在进一步探究之前, 要特别注意当符号名称被存放符号表中时, 编译器经常转换源码中的名称为不同的名称.比如, Fortran编译器通常会加前导或后加一个下划线, 而C++会实现扩展"name mangling". 因此在用在源码中的变量名称和定义在链接器脚本中的相同变量名称可能存在差异.比如在C中可能象这样引用链接器脚本变量:

       extern int foo;

But in the linker script it might be defined as:
但是在链接器脚本中它是这样定义的:

       _foo = 1000;

In the remaining examples however it is assumed that no name transformation has taken place.
在下面的例子中, 假设不会发生名称转换.

When a symbol is declared in a high level language such as C, two things happen. The first is that the compiler reserves enough space in the program's memory to hold the value of the symbol. The second is
that the compiler creates an entry in the program's symbol table which holds the symbol's address. ie the symbol table contains the address of the block of memory holding the symbol's value. So for example the following C declaration, at file scope:
当一个符号被声明在高级语言中,比如C, 有两件事会发生.  第一件事是编译器在程序的内存中预留足够的空间,用于存储符号的值. 第二件事是编译器创建程序的符号表,用来保存符号的地址. 比如 符号表包括着存储符号值的内存块的地址. 比如在文件中, 象C的声明:

       int foo = 1000;



creates an entry called ‘foo’ in the symbol table. This entry holds the address of an ‘int’ sized block of memory where the number 1000 is initially stored.
在符号表中创建一个叫做'foo'的符号.这个符号存储了一个'int'大小的内存块地址,这块地址上存储着初始化为1000的数据值.

When a program references a symbol the compiler generates code that first accesses the symbol table to find the address of the symbol's memory block and then code to read the value from that memory block.
So:
当一个程序引用一个符号时,编译器会生成访问符号表的代码,用于查找符号的内存块地址,然后代码从那个内存块上读取内容值.

       foo = 1;



looks up the symbol ‘foo’ in the symbol table, gets the address associated with this symbol and then writes the value 1 into that address. Whereas:
查找符号表中的符号'foo',获得与这个符号相关联的地址,然后把1写入到这个地址上.然而

       int * a = & foo;



looks up the symbol ‘foo’ in the symbol table, gets its address and then copies this address into the block of memory associated with the variable ‘a’.
在符号表中查找符号'foo',获得它的地址,然后拷贝这个地址到与变量'a'相关的内存块上.
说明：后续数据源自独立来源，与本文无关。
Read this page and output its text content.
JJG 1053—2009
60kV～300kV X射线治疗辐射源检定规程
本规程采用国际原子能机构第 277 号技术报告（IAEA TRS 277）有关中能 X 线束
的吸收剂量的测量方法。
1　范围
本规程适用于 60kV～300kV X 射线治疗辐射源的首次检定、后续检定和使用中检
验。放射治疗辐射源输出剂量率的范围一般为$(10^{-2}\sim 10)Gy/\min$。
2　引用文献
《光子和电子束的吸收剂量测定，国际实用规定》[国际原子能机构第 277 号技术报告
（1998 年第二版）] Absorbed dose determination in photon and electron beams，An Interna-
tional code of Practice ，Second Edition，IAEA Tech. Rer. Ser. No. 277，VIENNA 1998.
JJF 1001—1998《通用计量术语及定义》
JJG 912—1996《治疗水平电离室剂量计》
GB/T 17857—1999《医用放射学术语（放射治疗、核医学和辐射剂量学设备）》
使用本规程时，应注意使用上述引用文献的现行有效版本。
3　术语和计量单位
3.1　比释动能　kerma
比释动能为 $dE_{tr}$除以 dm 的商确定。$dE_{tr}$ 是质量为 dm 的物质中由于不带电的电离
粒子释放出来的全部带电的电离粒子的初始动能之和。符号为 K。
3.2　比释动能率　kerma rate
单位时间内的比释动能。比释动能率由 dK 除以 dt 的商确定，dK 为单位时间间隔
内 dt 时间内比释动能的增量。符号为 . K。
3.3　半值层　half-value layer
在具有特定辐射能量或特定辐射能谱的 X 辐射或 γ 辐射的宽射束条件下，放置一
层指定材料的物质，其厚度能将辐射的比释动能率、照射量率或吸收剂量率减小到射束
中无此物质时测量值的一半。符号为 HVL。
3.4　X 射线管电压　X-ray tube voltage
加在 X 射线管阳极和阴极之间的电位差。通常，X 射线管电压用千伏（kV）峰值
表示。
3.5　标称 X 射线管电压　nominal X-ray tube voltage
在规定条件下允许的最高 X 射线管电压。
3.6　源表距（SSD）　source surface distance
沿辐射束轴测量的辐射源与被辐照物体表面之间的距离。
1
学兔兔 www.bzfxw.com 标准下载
Linker scripts symbol declarations, by contrast, create an entry in the symbol table but do not assign any memory to them. Thus they are an address without a value. So for example the linker script definition:
链接器脚本符号声明,通过对比, 在符号表中创建一个符号,但不分配任何空间给它们.因此它们是一个无值的地址.例如链接器脚本是这样定义的:

       foo = 1000;



creates an entry in the symbol table called ‘foo’ which holds the address of memory location 1000, but nothing special is stored at address 1000. This means that you cannot access the value of a linker script defined symbol - it has no value - all you can do
is access the address of a linker script defined symbol.
在符号表中创建一个称作'foo'的符号,存储着内存位置地址1000,但是没有在地址1000上存储任何内容.这表示你不能访问一个链接器脚本所定义的符号的值 - 它没有值 - 你可以做的是访问一个链接器脚本所定义的符号的地址.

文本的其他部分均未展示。